The Bean Bug

Habitats, Niche and Adaptations

The Bean Bug (Cerotoma Beanius)

The native habitat of the Bean Bug is the Cowboy Fields, which is entirely made of beans. It eats many things around it including the beans and other insects while keeping control of the population. Not only is the Bean Bug rare, but it camouflages well so it is unlikely you see it, which helps it hide from its' main predator, the bee.


The Bean Bug is rare so it must stay hidden, to do this it blends in with it's habitat. The bug has a texture and color of common beans. Its body looks much like the Great Northern Bean, its head has the color and size of Black Beans while its eyes match a Kidney Bean. When put up next to its bean habitat it looks and feels like a bean so predators don't try to attack it.


Around beans is a very great place to live because the Bean Bug can be well fed and hidden. Because there are many beans and many colors the bug blends in perfectly to hide from predators. Also the bug feeds off of the nutritious beans and insects around it. The only downside to this habitat is that a bee can mistake the bug for a bean plant that it's flying to. The bee ends up stinging the Bean Bug causing it to dry up and die. The poison from a bee's stinger is deadly to the Bean Bug while it's only irritating for most of us humans.

Eating Habits

The Bean Bug isn't very picky on it's meals. The bug normally eats insects that fly by and the beans surrounding it. By eating these things it controls how many beans grow and how many insects there are. Although the Bean Bug looks completely harmless it is very vicious. When it eats it shoots out its tongue which has little spikes on it, almost completely invisible to the human eye but very painful to an unsuspecting insect. Its tongue grips the insect and pulls it into its mouth where it chops it up and swallows it. It does a similar thing to the beans except it doesn't have to worry about trying to catch it. It loops its tongue around the bean and pulls it off the stem into its mouth. Humans eat beans and sometimes even insects so it's easy to see how nutritional they are. The Bean Bug is very healthy due to its eating habits so it hardly ever gets sick.

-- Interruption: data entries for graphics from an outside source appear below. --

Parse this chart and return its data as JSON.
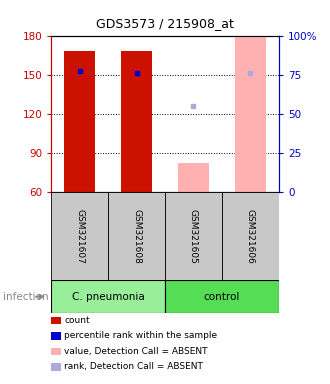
{
  "title": "GDS3573 / 215908_at",
  "samples": [
    "GSM321607",
    "GSM321608",
    "GSM321605",
    "GSM321606"
  ],
  "ylim": [
    60,
    180
  ],
  "yticks": [
    60,
    90,
    120,
    150,
    180
  ],
  "y2lim": [
    0,
    100
  ],
  "y2ticks": [
    0,
    25,
    50,
    75,
    100
  ],
  "y2labels": [
    "0",
    "25",
    "50",
    "75",
    "100%"
  ],
  "count_values": [
    169,
    169,
    82,
    180
  ],
  "count_colors": [
    "#CC1100",
    "#CC1100",
    "#FFB0B0",
    "#FFB0B0"
  ],
  "percentile_values": [
    153,
    152,
    126,
    152
  ],
  "percentile_colors": [
    "#0000CC",
    "#0000CC",
    "#AAAADD",
    "#AAAADD"
  ],
  "bar_width": 0.55,
  "left_axis_color": "#CC0000",
  "right_axis_color": "#0000CC",
  "grid_color": "black",
  "grid_style": "dotted",
  "group_label": "infection",
  "group_boxes": [
    {
      "name": "C. pneumonia",
      "cols": [
        0,
        1
      ],
      "color": "#99EE99"
    },
    {
      "name": "control",
      "cols": [
        2,
        3
      ],
      "color": "#55DD55"
    }
  ],
  "sample_box_color": "#C8C8C8",
  "legend": [
    {
      "color": "#CC1100",
      "label": "count"
    },
    {
      "color": "#0000CC",
      "label": "percentile rank within the sample"
    },
    {
      "color": "#FFB0B0",
      "label": "value, Detection Call = ABSENT"
    },
    {
      "color": "#AAAADD",
      "label": "rank, Detection Call = ABSENT"
    }
  ]
}
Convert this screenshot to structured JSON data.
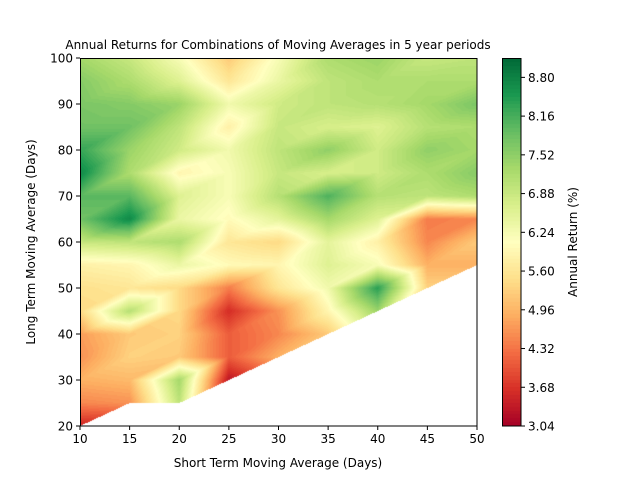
{
  "chart_data": {
    "type": "heatmap",
    "style": "filled-contour (tricontourf)",
    "title": "Annual Returns for Combinations of Moving Averages in 5 year periods",
    "xlabel": "Short Term Moving Average (Days)",
    "ylabel": "Long Term Moving Average (Days)",
    "xlim": [
      10,
      50
    ],
    "ylim": [
      20,
      100
    ],
    "xticks": [
      "10",
      "15",
      "20",
      "25",
      "30",
      "35",
      "40",
      "45",
      "50"
    ],
    "yticks": [
      "20",
      "30",
      "40",
      "50",
      "60",
      "70",
      "80",
      "90",
      "100"
    ],
    "colorbar": {
      "label": "Annual Return (%)",
      "colormap": "RdYlGn",
      "range": [
        3.04,
        9.12
      ],
      "ticks": [
        "3.04",
        "3.68",
        "4.32",
        "4.96",
        "5.60",
        "6.24",
        "6.88",
        "7.52",
        "8.16",
        "8.80"
      ],
      "placement": "right"
    },
    "x": [
      10,
      15,
      20,
      25,
      30,
      35,
      40,
      45,
      50
    ],
    "y": [
      20,
      25,
      30,
      35,
      40,
      45,
      50,
      55,
      60,
      65,
      70,
      75,
      80,
      85,
      90,
      95,
      100
    ],
    "z_note": "rows indexed by y (long MA), columns by x (short MA); null where long < short + 5",
    "z": [
      [
        3.5,
        null,
        null,
        null,
        null,
        null,
        null,
        null,
        null
      ],
      [
        4.5,
        4.6,
        7.0,
        null,
        null,
        null,
        null,
        null,
        null
      ],
      [
        4.9,
        5.0,
        7.3,
        3.3,
        null,
        null,
        null,
        null,
        null
      ],
      [
        4.6,
        5.3,
        5.2,
        4.1,
        4.9,
        null,
        null,
        null,
        null
      ],
      [
        4.7,
        5.2,
        5.3,
        4.1,
        4.5,
        5.2,
        null,
        null,
        null
      ],
      [
        5.4,
        7.1,
        5.4,
        3.6,
        4.6,
        5.9,
        7.4,
        null,
        null
      ],
      [
        5.5,
        5.6,
        5.4,
        4.4,
        5.6,
        6.3,
        8.4,
        5.3,
        null
      ],
      [
        5.8,
        5.9,
        6.4,
        6.0,
        5.9,
        6.6,
        6.2,
        4.9,
        4.9
      ],
      [
        6.9,
        7.0,
        7.2,
        5.6,
        5.4,
        6.5,
        5.8,
        4.5,
        5.2
      ],
      [
        7.8,
        8.7,
        6.4,
        6.0,
        6.5,
        7.3,
        6.6,
        4.4,
        4.5
      ],
      [
        8.0,
        8.0,
        6.6,
        6.2,
        7.1,
        8.1,
        7.1,
        7.0,
        7.2
      ],
      [
        8.7,
        7.2,
        5.9,
        6.2,
        6.9,
        6.7,
        6.8,
        7.2,
        7.6
      ],
      [
        8.3,
        7.4,
        6.8,
        6.3,
        7.0,
        7.5,
        6.8,
        7.5,
        7.3
      ],
      [
        7.8,
        7.8,
        7.0,
        5.8,
        6.9,
        6.7,
        6.6,
        7.1,
        7.2
      ],
      [
        7.7,
        7.6,
        7.4,
        6.3,
        6.8,
        7.0,
        7.1,
        7.3,
        7.7
      ],
      [
        7.6,
        7.2,
        6.6,
        5.6,
        6.4,
        7.0,
        7.2,
        7.2,
        7.2
      ],
      [
        7.3,
        6.9,
        6.2,
        5.2,
        6.2,
        7.2,
        7.4,
        6.9,
        7.0
      ]
    ]
  }
}
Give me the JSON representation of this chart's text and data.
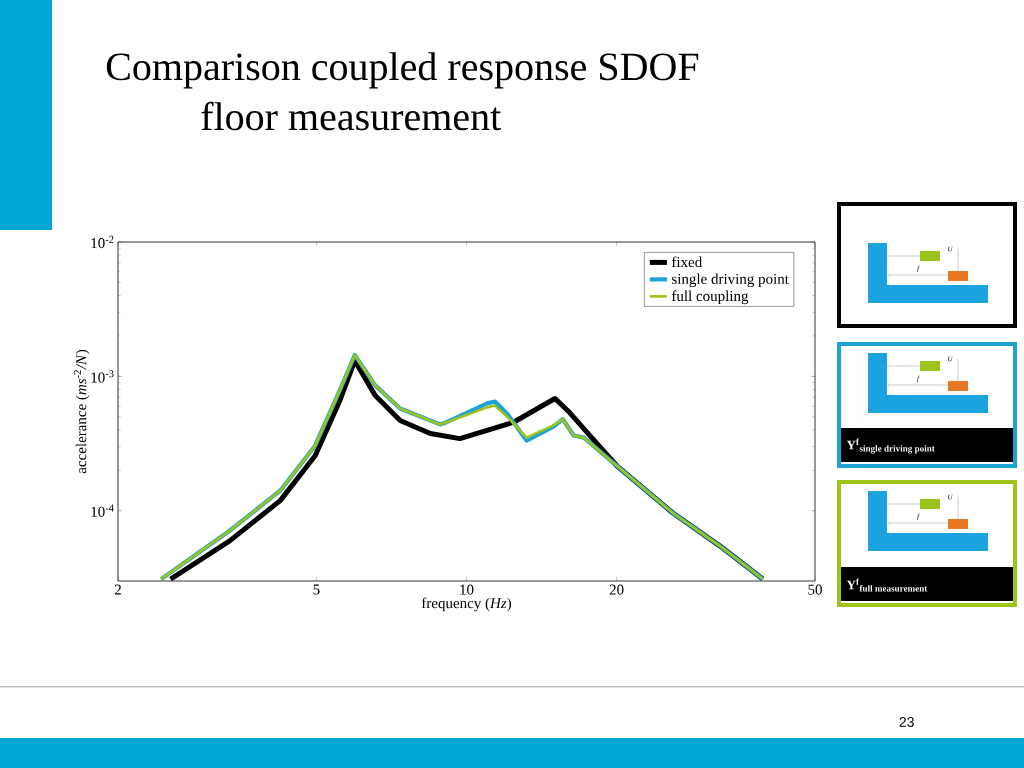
{
  "chart_data": {
    "type": "line",
    "title": "Comparison coupled response SDOF floor measurement",
    "xlabel": "frequency (*Hz*)",
    "ylabel": "accelerance (*ms*$^{-2}$*/N*)",
    "log": "xy",
    "xlim": [
      2,
      50
    ],
    "ylim": [
      3e-05,
      0.01
    ],
    "xticks": [
      2,
      5,
      10,
      20,
      50
    ],
    "yticks": [
      {
        "value": 0.0001,
        "label": "10$^{-4}$"
      },
      {
        "value": 0.001,
        "label": "10$^{-3}$"
      },
      {
        "value": 0.01,
        "label": "10$^{-2}$"
      }
    ],
    "legend": "top right",
    "grid": false,
    "series": [
      {
        "name": "fixed",
        "color": "#000000",
        "x": [
          2.55,
          3.35,
          4.23,
          4.97,
          5.57,
          5.97,
          6.56,
          7.36,
          8.46,
          9.7,
          12.4,
          15.05,
          16.1,
          17.9,
          20.0,
          25.9,
          32.2,
          39.3
        ],
        "values": [
          3.1e-05,
          5.97e-05,
          0.000119,
          0.000257,
          0.00066,
          0.00131,
          0.00072,
          0.00047,
          0.000376,
          0.000344,
          0.000454,
          0.000685,
          0.000538,
          0.000344,
          0.000217,
          9.66e-05,
          5.48e-05,
          3.1e-05
        ]
      },
      {
        "name": "single driving point",
        "color": "#1ba3d6",
        "x": [
          2.44,
          3.35,
          4.23,
          4.97,
          5.57,
          5.97,
          6.56,
          7.36,
          8.85,
          9.1,
          11.0,
          11.4,
          12.1,
          13.2,
          14.9,
          15.6,
          16.4,
          17.2,
          20.0,
          25.9,
          32.2,
          39.3
        ],
        "values": [
          3.1e-05,
          7.1e-05,
          0.000141,
          0.000305,
          0.000787,
          0.00144,
          0.000857,
          0.000577,
          0.000439,
          0.000454,
          0.00063,
          0.00065,
          0.00052,
          0.000333,
          0.00042,
          0.00048,
          0.000363,
          0.00035,
          0.000217,
          9.66e-05,
          5.48e-05,
          3.1e-05
        ]
      },
      {
        "name": "full coupling",
        "color": "#9dc41a",
        "x": [
          2.44,
          3.35,
          4.23,
          4.97,
          5.57,
          5.97,
          6.56,
          7.36,
          8.85,
          9.1,
          11.0,
          11.4,
          12.1,
          13.2,
          14.9,
          15.6,
          16.4,
          17.2,
          20.0,
          25.9,
          32.2,
          39.3
        ],
        "values": [
          3.1e-05,
          7.1e-05,
          0.000141,
          0.000305,
          0.000787,
          0.00144,
          0.000857,
          0.000577,
          0.000439,
          0.000454,
          0.000588,
          0.000606,
          0.000496,
          0.00035,
          0.00043,
          0.00048,
          0.000363,
          0.00035,
          0.000217,
          9.66e-05,
          5.48e-05,
          3.1e-05
        ]
      }
    ],
    "annotations": [
      "U",
      "f",
      "U",
      "f",
      "Y$^{f}$$_{single driving point}$",
      "U",
      "f",
      "Y$^{f}$$_{full measurement}$",
      "23"
    ]
  }
}
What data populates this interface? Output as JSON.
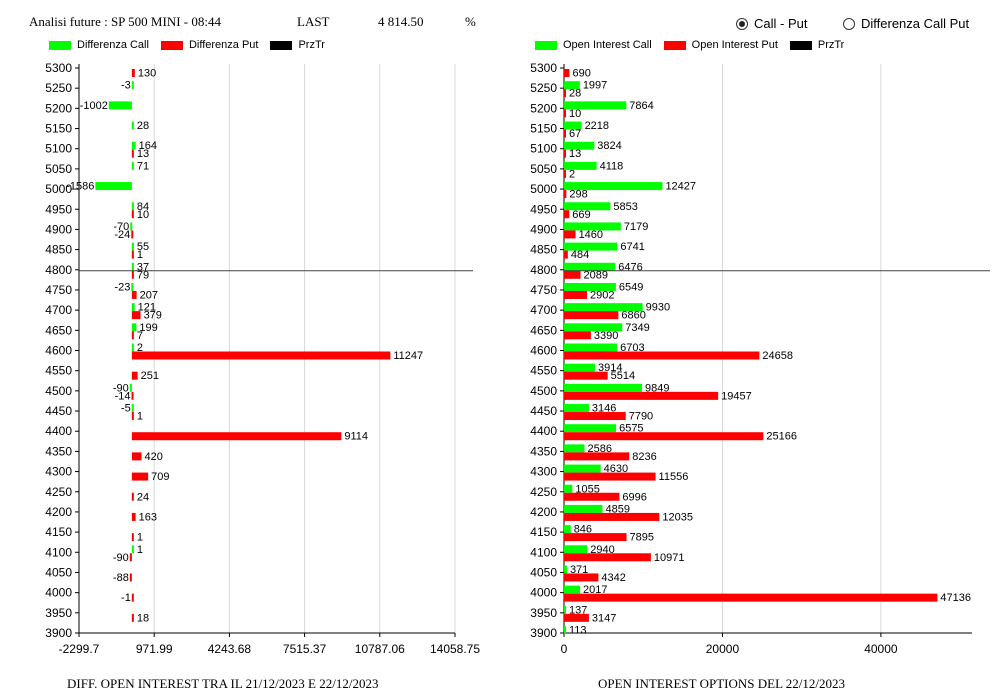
{
  "header": {
    "title": "Analisi future : SP 500 MINI - 08:44",
    "last_label": "LAST",
    "last_value": "4 814.50",
    "pct_label": "%"
  },
  "view_toggle": {
    "option1": "Call - Put",
    "option2": "Differenza Call Put",
    "selected": "Call - Put"
  },
  "colors": {
    "call": "#00ff00",
    "put": "#ff0000",
    "price": "#000000"
  },
  "left_chart": {
    "legend": [
      "Differenza Call",
      "Differenza Put",
      "PrzTr"
    ],
    "caption": "DIFF. OPEN INTEREST TRA IL 21/12/2023 E 22/12/2023"
  },
  "right_chart": {
    "legend": [
      "Open Interest Call",
      "Open Interest Put",
      "PrzTr"
    ],
    "caption": "OPEN INTEREST OPTIONS DEL 22/12/2023"
  },
  "chart_data": [
    {
      "type": "bar",
      "orientation": "horizontal",
      "categories": [
        "5300",
        "5250",
        "5200",
        "5150",
        "5100",
        "5050",
        "5000",
        "4950",
        "4900",
        "4850",
        "4800",
        "4750",
        "4700",
        "4650",
        "4600",
        "4550",
        "4500",
        "4450",
        "4400",
        "4350",
        "4300",
        "4250",
        "4200",
        "4150",
        "4100",
        "4050",
        "4000",
        "3950",
        "3900"
      ],
      "series": [
        {
          "name": "Differenza Call",
          "color": "#00ff00",
          "values": [
            null,
            -3,
            -1002,
            28,
            164,
            71,
            -1586,
            84,
            -70,
            55,
            37,
            -23,
            121,
            199,
            2,
            null,
            -90,
            -5,
            null,
            null,
            null,
            null,
            null,
            null,
            1,
            null,
            null,
            null,
            null
          ]
        },
        {
          "name": "Differenza Put",
          "color": "#ff0000",
          "values": [
            130,
            null,
            null,
            null,
            13,
            null,
            null,
            10,
            -24,
            1,
            79,
            207,
            379,
            7,
            11247,
            251,
            -14,
            1,
            9114,
            420,
            709,
            24,
            163,
            1,
            -90,
            -88,
            -1,
            18,
            null
          ]
        }
      ],
      "price_line": {
        "name": "PrzTr",
        "value": 4800
      },
      "xticks": [
        "-2299.7",
        "971.99",
        "4243.68",
        "7515.37",
        "10787.06",
        "14058.75"
      ],
      "xlim": [
        -2299.7,
        14058.75
      ]
    },
    {
      "type": "bar",
      "orientation": "horizontal",
      "categories": [
        "5300",
        "5250",
        "5200",
        "5150",
        "5100",
        "5050",
        "5000",
        "4950",
        "4900",
        "4850",
        "4800",
        "4750",
        "4700",
        "4650",
        "4600",
        "4550",
        "4500",
        "4450",
        "4400",
        "4350",
        "4300",
        "4250",
        "4200",
        "4150",
        "4100",
        "4050",
        "4000",
        "3950",
        "3900"
      ],
      "series": [
        {
          "name": "Open Interest Call",
          "color": "#00ff00",
          "values": [
            null,
            1997,
            7864,
            2218,
            3824,
            4118,
            12427,
            5853,
            7179,
            6741,
            6476,
            6549,
            9930,
            7349,
            6703,
            3914,
            9849,
            3146,
            6575,
            2586,
            4630,
            1055,
            4859,
            846,
            2940,
            371,
            2017,
            137,
            113
          ]
        },
        {
          "name": "Open Interest Put",
          "color": "#ff0000",
          "values": [
            690,
            28,
            10,
            67,
            13,
            2,
            298,
            669,
            1460,
            484,
            2089,
            2902,
            6860,
            3390,
            24658,
            5514,
            19457,
            7790,
            25166,
            8236,
            11556,
            6996,
            12035,
            7895,
            10971,
            4342,
            47136,
            3147,
            null
          ]
        }
      ],
      "price_line": {
        "name": "PrzTr",
        "value": 4800
      },
      "xticks": [
        "0",
        "20000",
        "40000"
      ],
      "xlim": [
        0,
        51500
      ]
    }
  ]
}
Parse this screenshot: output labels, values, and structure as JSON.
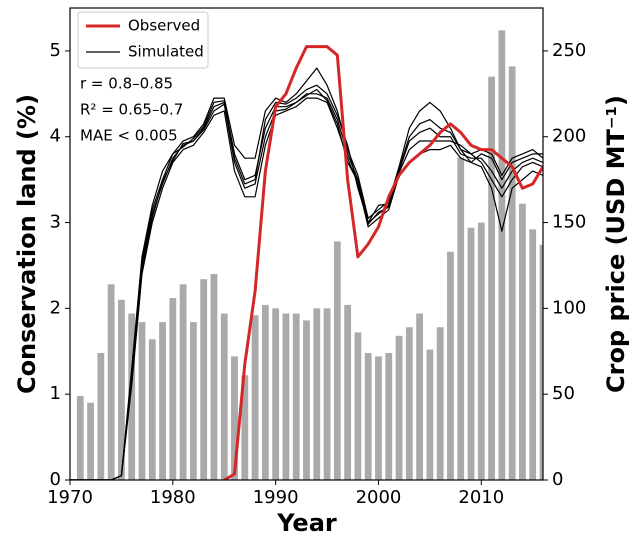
{
  "chart_data": {
    "type": "bar-line",
    "x_label": "Year",
    "y_label": "Conservation land (%)",
    "y2_label": "Crop price (USD MT⁻¹)",
    "annotations": [
      "r = 0.8–0.85",
      "R² = 0.65–0.7",
      "MAE < 0.005"
    ],
    "x": [
      1970,
      1971,
      1972,
      1973,
      1974,
      1975,
      1976,
      1977,
      1978,
      1979,
      1980,
      1981,
      1982,
      1983,
      1984,
      1985,
      1986,
      1987,
      1988,
      1989,
      1990,
      1991,
      1992,
      1993,
      1994,
      1995,
      1996,
      1997,
      1998,
      1999,
      2000,
      2001,
      2002,
      2003,
      2004,
      2005,
      2006,
      2007,
      2008,
      2009,
      2010,
      2011,
      2012,
      2013,
      2014,
      2015,
      2016
    ],
    "xlim": [
      1970,
      2016
    ],
    "xticks": [
      1970,
      1980,
      1990,
      2000,
      2010
    ],
    "ylim": [
      0,
      5.5
    ],
    "yticks": [
      0,
      1,
      2,
      3,
      4,
      5
    ],
    "y2lim": [
      0,
      275
    ],
    "y2ticks": [
      0,
      50,
      100,
      150,
      200,
      250
    ],
    "legend": "upper left",
    "bars": {
      "color": "#aaaaaa",
      "axis": "y2",
      "values": [
        null,
        49,
        45,
        74,
        114,
        105,
        97,
        92,
        82,
        92,
        106,
        114,
        92,
        117,
        120,
        97,
        72,
        61,
        96,
        102,
        100,
        97,
        97,
        93,
        100,
        100,
        139,
        102,
        86,
        74,
        72,
        74,
        84,
        89,
        97,
        76,
        89,
        133,
        188,
        147,
        150,
        235,
        262,
        241,
        161,
        146,
        137
      ]
    },
    "observed": {
      "name": "Observed",
      "color": "#d62728",
      "values": [
        null,
        null,
        null,
        null,
        null,
        null,
        null,
        null,
        null,
        null,
        null,
        null,
        null,
        null,
        null,
        0,
        0.07,
        1.35,
        2.2,
        3.6,
        4.35,
        4.5,
        4.8,
        5.05,
        5.05,
        5.05,
        4.95,
        3.5,
        2.6,
        2.75,
        2.95,
        3.3,
        3.55,
        3.7,
        3.8,
        3.9,
        4.05,
        4.15,
        4.05,
        3.9,
        3.85,
        3.85,
        3.75,
        3.65,
        3.4,
        3.45,
        3.65
      ]
    },
    "simulated": {
      "name": "Simulated",
      "color": "#000000",
      "runs": [
        [
          0,
          0,
          0,
          0,
          0,
          0.05,
          1.2,
          2.5,
          3.1,
          3.45,
          3.75,
          3.9,
          3.95,
          4.1,
          4.35,
          4.4,
          3.8,
          3.5,
          3.55,
          4.1,
          4.35,
          4.35,
          4.4,
          4.5,
          4.5,
          4.45,
          4.2,
          3.8,
          3.5,
          3.0,
          3.1,
          3.2,
          3.6,
          3.95,
          4.05,
          4.1,
          4.0,
          4.0,
          3.8,
          3.75,
          3.75,
          3.6,
          3.4,
          3.6,
          3.7,
          3.75,
          3.7
        ],
        [
          0,
          0,
          0,
          0,
          0,
          0.05,
          1.3,
          2.6,
          3.2,
          3.6,
          3.8,
          3.95,
          4.0,
          4.15,
          4.45,
          4.45,
          3.9,
          3.75,
          3.75,
          4.3,
          4.45,
          4.4,
          4.5,
          4.65,
          4.8,
          4.6,
          4.3,
          3.85,
          3.55,
          3.05,
          3.15,
          3.25,
          3.65,
          4.1,
          4.3,
          4.4,
          4.3,
          4.1,
          3.85,
          3.7,
          3.8,
          3.75,
          3.5,
          3.7,
          3.75,
          3.8,
          3.8
        ],
        [
          0,
          0,
          0,
          0,
          0,
          0.05,
          1.1,
          2.4,
          3.0,
          3.4,
          3.7,
          3.85,
          3.9,
          4.05,
          4.25,
          4.3,
          3.6,
          3.3,
          3.3,
          3.9,
          4.25,
          4.3,
          4.35,
          4.45,
          4.45,
          4.4,
          4.1,
          3.75,
          3.45,
          2.95,
          3.05,
          3.15,
          3.55,
          3.7,
          3.8,
          3.85,
          3.85,
          3.9,
          3.75,
          3.7,
          3.65,
          3.4,
          2.9,
          3.4,
          3.5,
          3.6,
          3.55
        ],
        [
          0,
          0,
          0,
          0,
          0,
          0.05,
          1.25,
          2.55,
          3.15,
          3.5,
          3.8,
          3.88,
          3.98,
          4.12,
          4.4,
          4.42,
          3.75,
          3.45,
          3.5,
          4.2,
          4.4,
          4.38,
          4.45,
          4.55,
          4.6,
          4.5,
          4.25,
          3.9,
          3.4,
          3.0,
          3.2,
          3.22,
          3.62,
          4.0,
          4.15,
          4.2,
          4.1,
          4.05,
          3.85,
          3.8,
          3.85,
          3.8,
          3.55,
          3.75,
          3.8,
          3.85,
          3.75
        ],
        [
          0,
          0,
          0,
          0,
          0,
          0.05,
          1.15,
          2.45,
          3.05,
          3.48,
          3.72,
          3.92,
          3.95,
          4.08,
          4.3,
          4.38,
          3.7,
          3.4,
          3.45,
          4.0,
          4.3,
          4.32,
          4.4,
          4.48,
          4.55,
          4.42,
          4.15,
          3.7,
          3.48,
          2.98,
          3.12,
          3.18,
          3.58,
          3.85,
          3.95,
          3.95,
          3.95,
          3.95,
          3.9,
          3.8,
          3.7,
          3.5,
          3.3,
          3.5,
          3.65,
          3.7,
          3.65
        ]
      ]
    }
  }
}
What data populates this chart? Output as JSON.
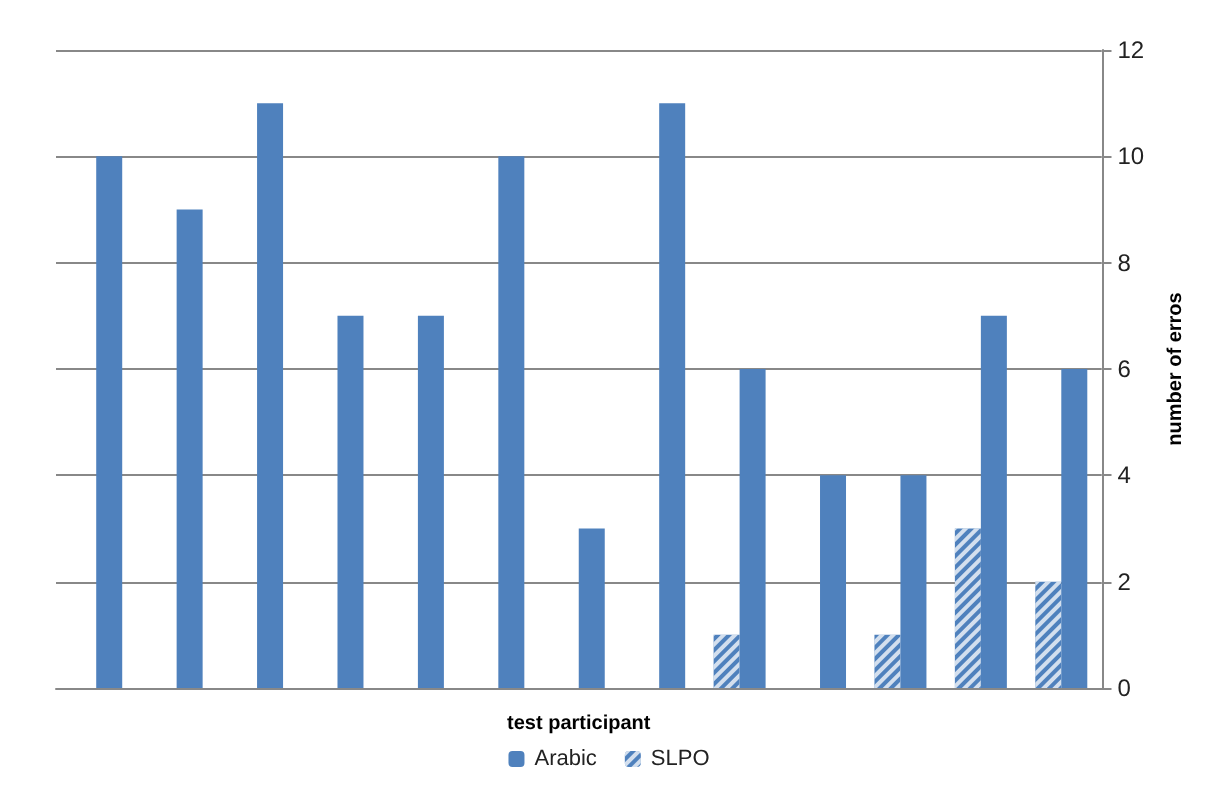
{
  "chart_data": {
    "type": "bar",
    "xlabel": "test participant",
    "ylabel": "number of erros",
    "categories": [
      null,
      null,
      null,
      null,
      null,
      null,
      null,
      null,
      null,
      null,
      null,
      null,
      null
    ],
    "series": [
      {
        "name": "Arabic",
        "color": "#4f81bd",
        "values": [
          10,
          9,
          11,
          7,
          7,
          10,
          3,
          11,
          6,
          4,
          4,
          7,
          6
        ]
      },
      {
        "name": "SLPO",
        "color": "#4f81bd",
        "values": [
          0,
          0,
          0,
          0,
          0,
          0,
          0,
          0,
          1,
          0,
          1,
          3,
          2
        ]
      }
    ],
    "ylim": [
      0,
      12
    ],
    "yticks": [
      0,
      2,
      4,
      6,
      8,
      10,
      12
    ],
    "grid": "y",
    "legend": "bottom"
  }
}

Not including the camoflage, the Bean Bug has a few other major adaptations it uses to thrive. First, it has a slightly sticky stomach helping it stick to the beans so it doesn't get picked up by winds or other threats. It can move because the stomach isn't too sticky and it can slightly lift its stomach so it doesn't have to worry about it sticking to something unwillingly. Not only can it cling to things with ease it has little spikes on its tongue to grip pray as talked about before. The third major adaptation is that it produces asexually. As said before the Bean Bug is very rare so it can be difficult to find a mate. Because of this, the Bean Bug over time adapted to reproducing asexually so its species can thrive and not die out.


The Bean Bug plays a major role in its environment. First of all it keeps control of the bean population by eating the beans around it. Beans keep growing and multiplying so to keep this in order it eats the surrounding beans. Because there are not many Bean Bugs the beans don't get over eaten. The Bean Bug goes through asexual reproduction once a year creating an offspring very tiny and looking exactly like the original Bean Bug. The Bean Bug only has 1-2 offspring so it can keep control of the bean and insect population while making sure the bugs population doesn't grow too much. Sometimes a Bean Bug can have up to 10 offspring, this normally happens every other year so the bee helps keep the population to a regular number. The last thing is that when the Bean Bug releases waste it provides nutrients for the bean plants causing them to grow. So the main role of the Bean Bug is to keep the bean and insect population at a good number by eating them and helping the beans grow and the bee keeps the Bean Bug population in order.

In Plain Sight!

Just like the Bean Bug, there are many creatures that camouflage to hide. The most common place is in plain sight! We over look the area because of the organisms ability to hide itself. When you look at a tree you may just see a lot of leaves and sticks and think nothing of it, but when you look closer you might see a Stick Bug or Leaf Bug. These organisms are made to loom like their habitat so they can be in plain sight and still not be seen. Camouflage is critical for some organisms to survive. Without this amazing adaptations, food chains and webs today would be completely different because some organisms would be extinct. After all the best place to hide is in plain sight!